In 2000, however, the Democrats went big, building on eight years under President Bill Clinton, and the influence of his then-first lady. For the first time, disability wasn’t simply lumped under “civil rights.” The platform explicitly called out the need for protection from disability hate crimes, but it also began to introduce the idea that there were other issues of relevance to the disability with a discussion of the digital divide and the obstacles that held disabled people back. Almost 30 years after the passage of the Rehabilitation Act of 1973, which barred disability discrimination by government agencies and contractors, the Democrats were starting to embrace issues like accessibility and independent living, which also played a prominent role in 2000.

It was a hint that the party was starting to think about disability issues in a serious way, especially when in 2008, the Democrats discussed the shameful delay on ratification of the United Nations’ Convention of the Rights of Persons with Disabilities, took on the Community Choice Act, talked about the need to enforce IDEA, and, again for the first time, explicitly addressed voting rights issues. By 2012, they were also calling out discriminatory voter ID laws and their disproportionate effect on the disabled community.

That’s tremendous, though incremental, progress.

And this week, the efforts of a generation of disability rights activists are on display everywhere in Philadelphia, where Daily News columnist Ronnie Polaneczky observed that accessibility is a top priority across the city.
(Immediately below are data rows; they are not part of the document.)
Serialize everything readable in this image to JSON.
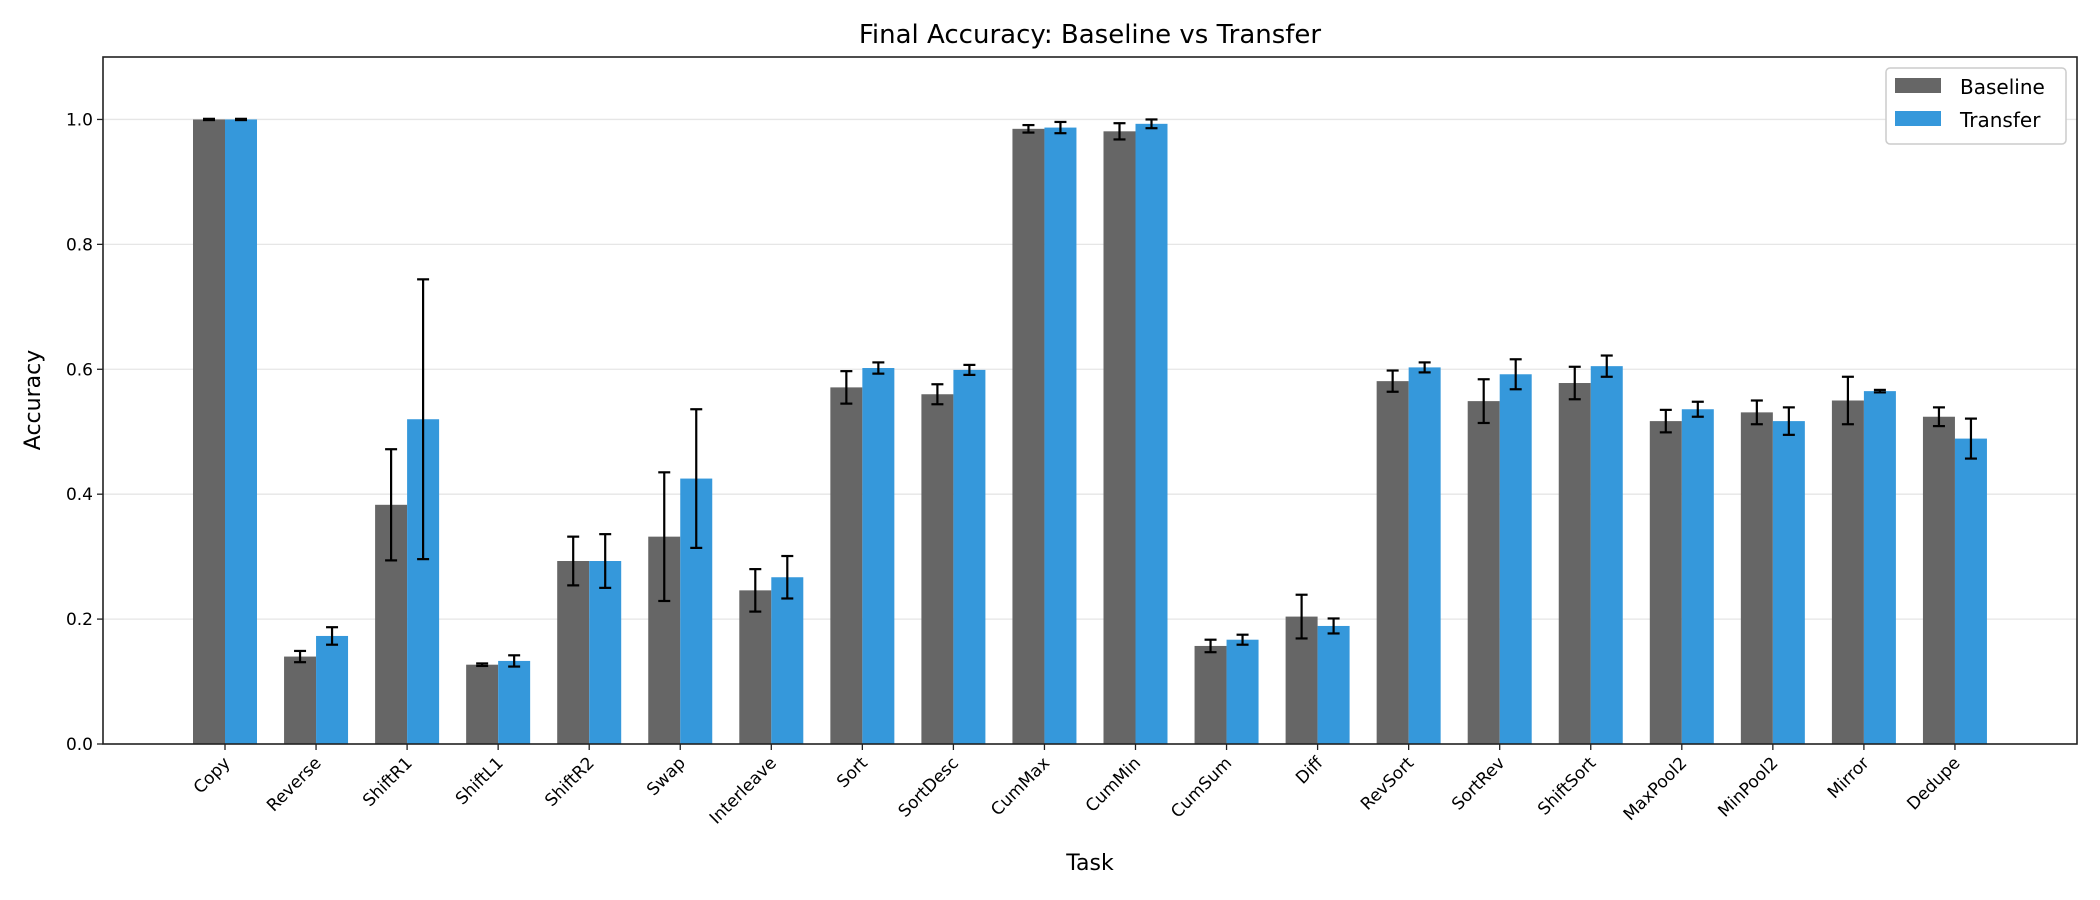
{
  "chart_data": {
    "type": "bar",
    "title": "Final Accuracy: Baseline vs Transfer",
    "xlabel": "Task",
    "ylabel": "Accuracy",
    "ylim": [
      0,
      1.1
    ],
    "yticks": [
      "0.0",
      "0.2",
      "0.4",
      "0.6",
      "0.8",
      "1.0"
    ],
    "grid": "horizontal",
    "legend_position": "top-right",
    "categories": [
      "Copy",
      "Reverse",
      "ShiftR1",
      "ShiftL1",
      "ShiftR2",
      "Swap",
      "Interleave",
      "Sort",
      "SortDesc",
      "CumMax",
      "CumMin",
      "CumSum",
      "Diff",
      "RevSort",
      "SortRev",
      "ShiftSort",
      "MaxPool2",
      "MinPool2",
      "Mirror",
      "Dedupe"
    ],
    "series": [
      {
        "name": "Baseline",
        "color": "#666666",
        "values": [
          1.0,
          0.14,
          0.383,
          0.127,
          0.293,
          0.332,
          0.246,
          0.571,
          0.56,
          0.985,
          0.981,
          0.157,
          0.204,
          0.581,
          0.549,
          0.578,
          0.517,
          0.531,
          0.55,
          0.524
        ],
        "errors": [
          0.001,
          0.009,
          0.089,
          0.002,
          0.039,
          0.103,
          0.034,
          0.026,
          0.016,
          0.006,
          0.013,
          0.01,
          0.035,
          0.017,
          0.035,
          0.026,
          0.018,
          0.019,
          0.038,
          0.015
        ]
      },
      {
        "name": "Transfer",
        "color": "#3598db",
        "values": [
          1.0,
          0.173,
          0.52,
          0.133,
          0.293,
          0.425,
          0.267,
          0.602,
          0.599,
          0.987,
          0.993,
          0.167,
          0.189,
          0.603,
          0.592,
          0.605,
          0.536,
          0.517,
          0.565,
          0.489
        ],
        "errors": [
          0.001,
          0.014,
          0.224,
          0.009,
          0.043,
          0.111,
          0.034,
          0.009,
          0.008,
          0.009,
          0.007,
          0.008,
          0.012,
          0.008,
          0.024,
          0.017,
          0.012,
          0.022,
          0.002,
          0.032
        ]
      }
    ]
  }
}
The DNC is providing expanded accessible seating, wheelchair charging stations, service dog relief areas, Braille materials, closed captioning, American Sign Language interpreters, medication refrigerators, and more. That’s radical inclusion at work, and the result of incredible efforts by disability rights organizers—including the 400 delegates who disclosed disabilities.

Those same organizers have been hounding the presidential candidates, holding them accountable on disability over and over again. They’ve brought up concerns about independent living, wage disparities, education, access to services, accessibility, hate crimes, reproductive rights, the “marriage penalty” and government benefits, and casual disablism in campaign rhetoric and practices. Advocates leaned on the Clinton campaign until it began captioning its content, for example. RespectAbility sent journalists out on the trail, #CriptheVote organized Twitter, and Rev Up encouraged people to register to vote and get involved. The disability community may be more explicitly politically active this year than ever before, and the DNC has been responding accordingly.
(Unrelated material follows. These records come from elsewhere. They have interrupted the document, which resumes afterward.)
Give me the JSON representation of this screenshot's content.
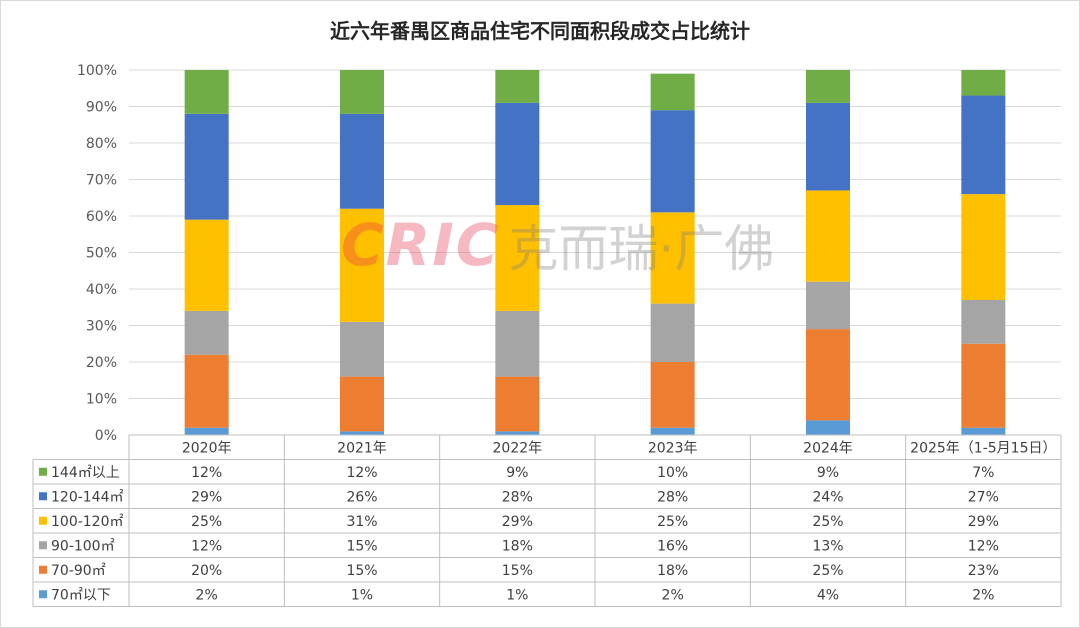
{
  "chart_data": {
    "type": "bar",
    "stacked": true,
    "normalized_percent": true,
    "title": "近六年番禺区商品住宅不同面积段成交占比统计",
    "categories": [
      "2020年",
      "2021年",
      "2022年",
      "2023年",
      "2024年",
      "2025年（1-5月15日）"
    ],
    "y_ticks": [
      "0%",
      "10%",
      "20%",
      "30%",
      "40%",
      "50%",
      "60%",
      "70%",
      "80%",
      "90%",
      "100%"
    ],
    "ylim": [
      0,
      100
    ],
    "grid": true,
    "legend_position": "left of data table",
    "series": [
      {
        "name": "70㎡以下",
        "color": "#5b9bd5",
        "values": [
          2,
          1,
          1,
          2,
          4,
          2
        ],
        "labels": [
          "2%",
          "1%",
          "1%",
          "2%",
          "4%",
          "2%"
        ]
      },
      {
        "name": "70-90㎡",
        "color": "#ed7d31",
        "values": [
          20,
          15,
          15,
          18,
          25,
          23
        ],
        "labels": [
          "20%",
          "15%",
          "15%",
          "18%",
          "25%",
          "23%"
        ]
      },
      {
        "name": "90-100㎡",
        "color": "#a5a5a5",
        "values": [
          12,
          15,
          18,
          16,
          13,
          12
        ],
        "labels": [
          "12%",
          "15%",
          "18%",
          "16%",
          "13%",
          "12%"
        ]
      },
      {
        "name": "100-120㎡",
        "color": "#ffc000",
        "values": [
          25,
          31,
          29,
          25,
          25,
          29
        ],
        "labels": [
          "25%",
          "31%",
          "29%",
          "25%",
          "25%",
          "29%"
        ]
      },
      {
        "name": "120-144㎡",
        "color": "#4472c4",
        "values": [
          29,
          26,
          28,
          28,
          24,
          27
        ],
        "labels": [
          "29%",
          "26%",
          "28%",
          "28%",
          "24%",
          "27%"
        ]
      },
      {
        "name": "144㎡以上",
        "color": "#70ad47",
        "values": [
          12,
          12,
          9,
          10,
          9,
          7
        ],
        "labels": [
          "12%",
          "12%",
          "9%",
          "10%",
          "9%",
          "7%"
        ]
      }
    ],
    "table_row_order": [
      "144㎡以上",
      "120-144㎡",
      "100-120㎡",
      "90-100㎡",
      "70-90㎡",
      "70㎡以下"
    ]
  },
  "watermark": {
    "logo": "CRIC",
    "text": "克而瑞·广佛"
  }
}
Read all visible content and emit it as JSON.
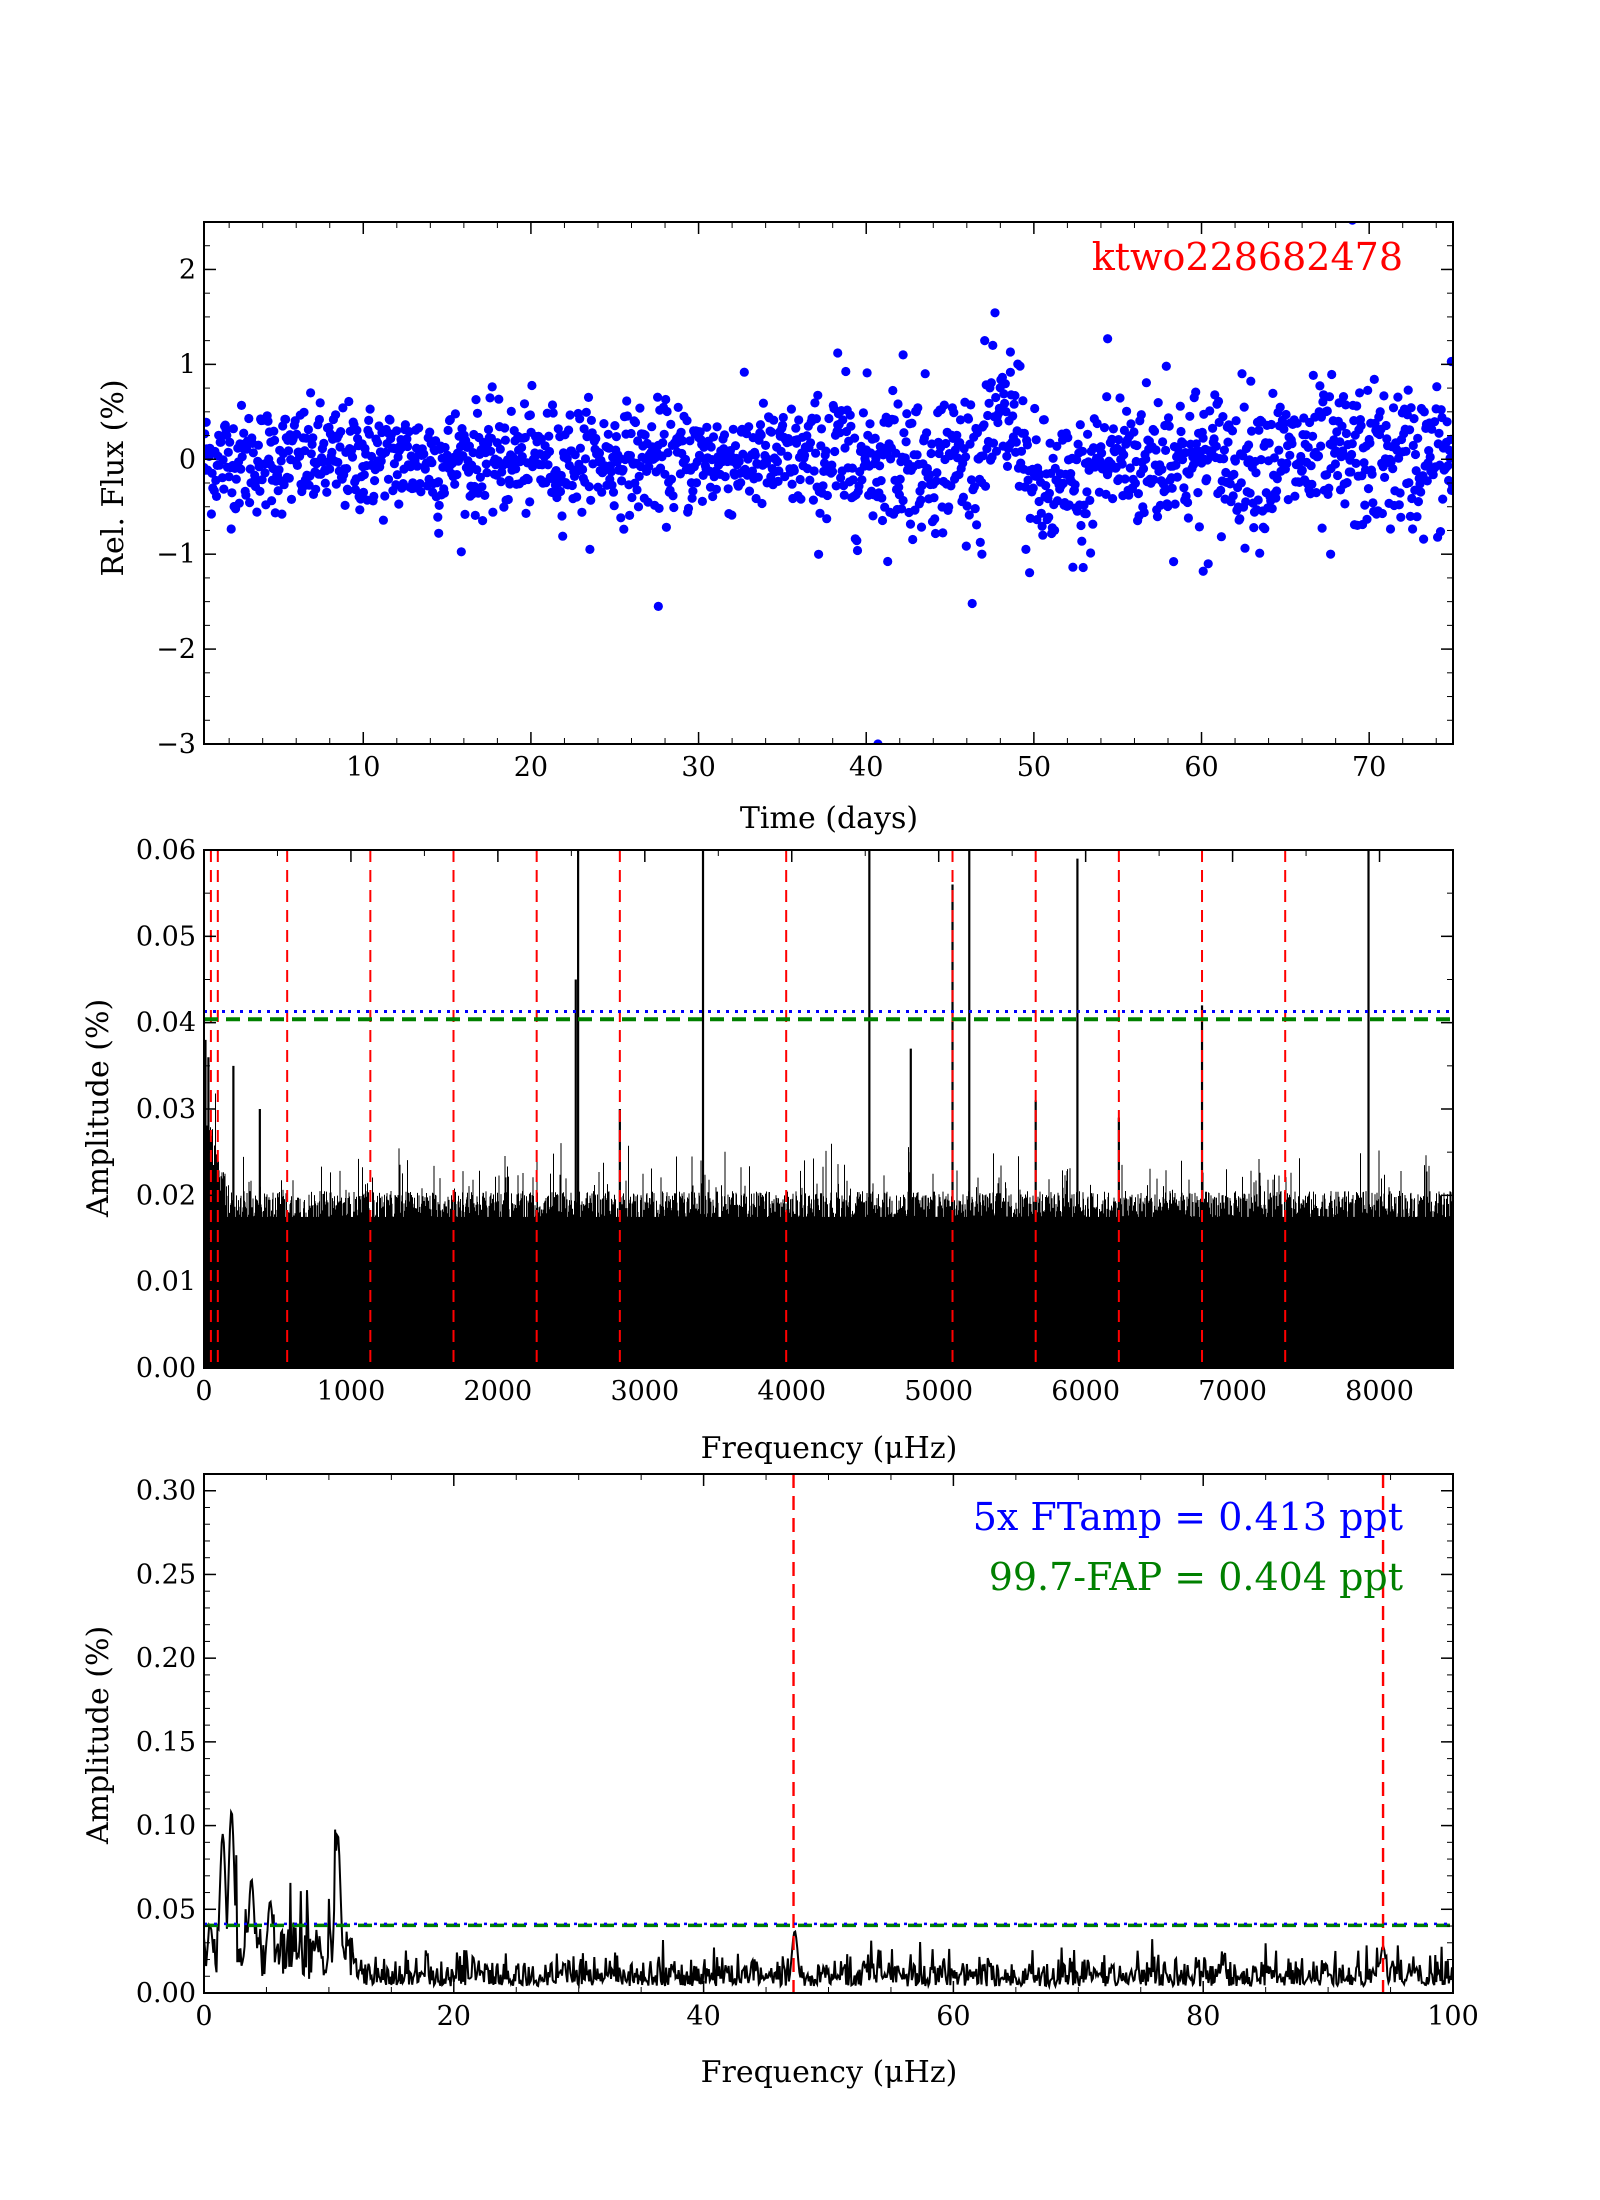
{
  "chart_data": [
    {
      "id": "lightcurve",
      "type": "scatter",
      "xlabel": "Time (days)",
      "ylabel": "Rel. Flux (%)",
      "xlim": [
        0.5,
        75
      ],
      "ylim": [
        -3,
        2.5
      ],
      "xticks": [
        10,
        20,
        30,
        40,
        50,
        60,
        70
      ],
      "yticks": [
        -3,
        -2,
        -1,
        0,
        1,
        2
      ],
      "ytick_labels": [
        "−3",
        "−2",
        "−1",
        "0",
        "1",
        "2"
      ],
      "marker_color": "#0000ff",
      "annotation": "ktwo228682478",
      "annotation_color": "#ff0000",
      "noise_sigma": 0.28,
      "outliers": [
        [
          27.6,
          -1.55
        ],
        [
          40.7,
          -3.0
        ],
        [
          69.0,
          2.52
        ],
        [
          38.3,
          1.12
        ],
        [
          42.2,
          1.1
        ],
        [
          48.6,
          1.13
        ],
        [
          54.4,
          1.27
        ],
        [
          60.1,
          -1.18
        ],
        [
          57.9,
          0.98
        ],
        [
          74.9,
          1.03
        ],
        [
          14.5,
          -0.78
        ],
        [
          46.9,
          -1.0
        ],
        [
          67.7,
          -1.0
        ]
      ]
    },
    {
      "id": "full-spectrum",
      "type": "line",
      "xlabel": "Frequency (μHz)",
      "ylabel": "Amplitude (%)",
      "xlim": [
        0,
        8500
      ],
      "ylim": [
        0,
        0.06
      ],
      "xticks": [
        0,
        1000,
        2000,
        3000,
        4000,
        5000,
        6000,
        7000,
        8000
      ],
      "yticks": [
        0.0,
        0.01,
        0.02,
        0.03,
        0.04,
        0.05,
        0.06
      ],
      "ytick_labels": [
        "0.00",
        "0.01",
        "0.02",
        "0.03",
        "0.04",
        "0.05",
        "0.06"
      ],
      "line_color": "#000000",
      "threshold_5x": 0.0413,
      "threshold_5x_color": "#0000ff",
      "threshold_fap": 0.0404,
      "threshold_fap_color": "#008000",
      "harmonic_lines_x": [
        47,
        94,
        566,
        1132,
        1698,
        2264,
        2830,
        3962,
        5094,
        5660,
        6226,
        6792,
        7358
      ],
      "harmonic_color": "#ff0000",
      "peaks": [
        {
          "x": 2546,
          "y": 0.06
        },
        {
          "x": 3396,
          "y": 0.06
        },
        {
          "x": 4528,
          "y": 0.06
        },
        {
          "x": 5208,
          "y": 0.06
        },
        {
          "x": 7925,
          "y": 0.06
        },
        {
          "x": 5094,
          "y": 0.056
        },
        {
          "x": 5944,
          "y": 0.059
        },
        {
          "x": 6792,
          "y": 0.042
        },
        {
          "x": 2530,
          "y": 0.045
        },
        {
          "x": 4810,
          "y": 0.037
        },
        {
          "x": 5660,
          "y": 0.031
        },
        {
          "x": 2830,
          "y": 0.03
        },
        {
          "x": 6226,
          "y": 0.029
        },
        {
          "x": 10,
          "y": 0.038
        },
        {
          "x": 30,
          "y": 0.036
        },
        {
          "x": 200,
          "y": 0.035
        },
        {
          "x": 380,
          "y": 0.03
        }
      ]
    },
    {
      "id": "low-frequency",
      "type": "line",
      "xlabel": "Frequency (μHz)",
      "ylabel": "Amplitude (%)",
      "xlim": [
        0,
        100
      ],
      "ylim": [
        0,
        0.31
      ],
      "xticks": [
        0,
        20,
        40,
        60,
        80,
        100
      ],
      "yticks": [
        0.0,
        0.05,
        0.1,
        0.15,
        0.2,
        0.25,
        0.3
      ],
      "ytick_labels": [
        "0.00",
        "0.05",
        "0.10",
        "0.15",
        "0.20",
        "0.25",
        "0.30"
      ],
      "line_color": "#000000",
      "threshold_5x": 0.0413,
      "threshold_5x_color": "#0000ff",
      "threshold_fap": 0.0404,
      "threshold_fap_color": "#008000",
      "harmonic_lines_x": [
        47.2,
        94.4
      ],
      "harmonic_color": "#ff0000",
      "peaks": [
        {
          "x": 1.5,
          "y": 0.095
        },
        {
          "x": 2.2,
          "y": 0.109
        },
        {
          "x": 3.8,
          "y": 0.068
        },
        {
          "x": 5.3,
          "y": 0.055
        },
        {
          "x": 10.7,
          "y": 0.095
        },
        {
          "x": 0.5,
          "y": 0.04
        },
        {
          "x": 47.3,
          "y": 0.037
        },
        {
          "x": 94.4,
          "y": 0.028
        }
      ],
      "legend": [
        {
          "text": "5x FTamp = 0.413 ppt",
          "color": "#0000ff"
        },
        {
          "text": "99.7-FAP = 0.404 ppt",
          "color": "#008000"
        }
      ]
    }
  ]
}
Clearly in consultation with disability rights activists, the Democrats have brought a host of new issues into this year’s platform, acknowledging that disabled people are part of U.S. society. Some of the many issues unique to this year’s platform include: abolition of the subminimum wage, concerns about economic opportunities with an explicitly intersectional discussion of the racial wealth gap, affordable housing, accessibility at the polls, the role of disability in the school-to-prison pipeline, and the need for more accurate Census data.

Notably, in a platform that has loudly called for a Hyde Amendment repeal and pushed for other abortion rights, the Democrats have also reinforced the need for access to reproductive health for disabled people, a revolutionary clause that’s gone virtually unnoticed.

This is a platform—and convention—of aggressive inclusion, and it reflects a victory for disabled people in the United States. It does still lack some components the disability community would like to see, like a shoutout to the DIA, which Clinton supports. This is, however, the start of what looks like a robust and real relationship between the Democrats and the disability rights community.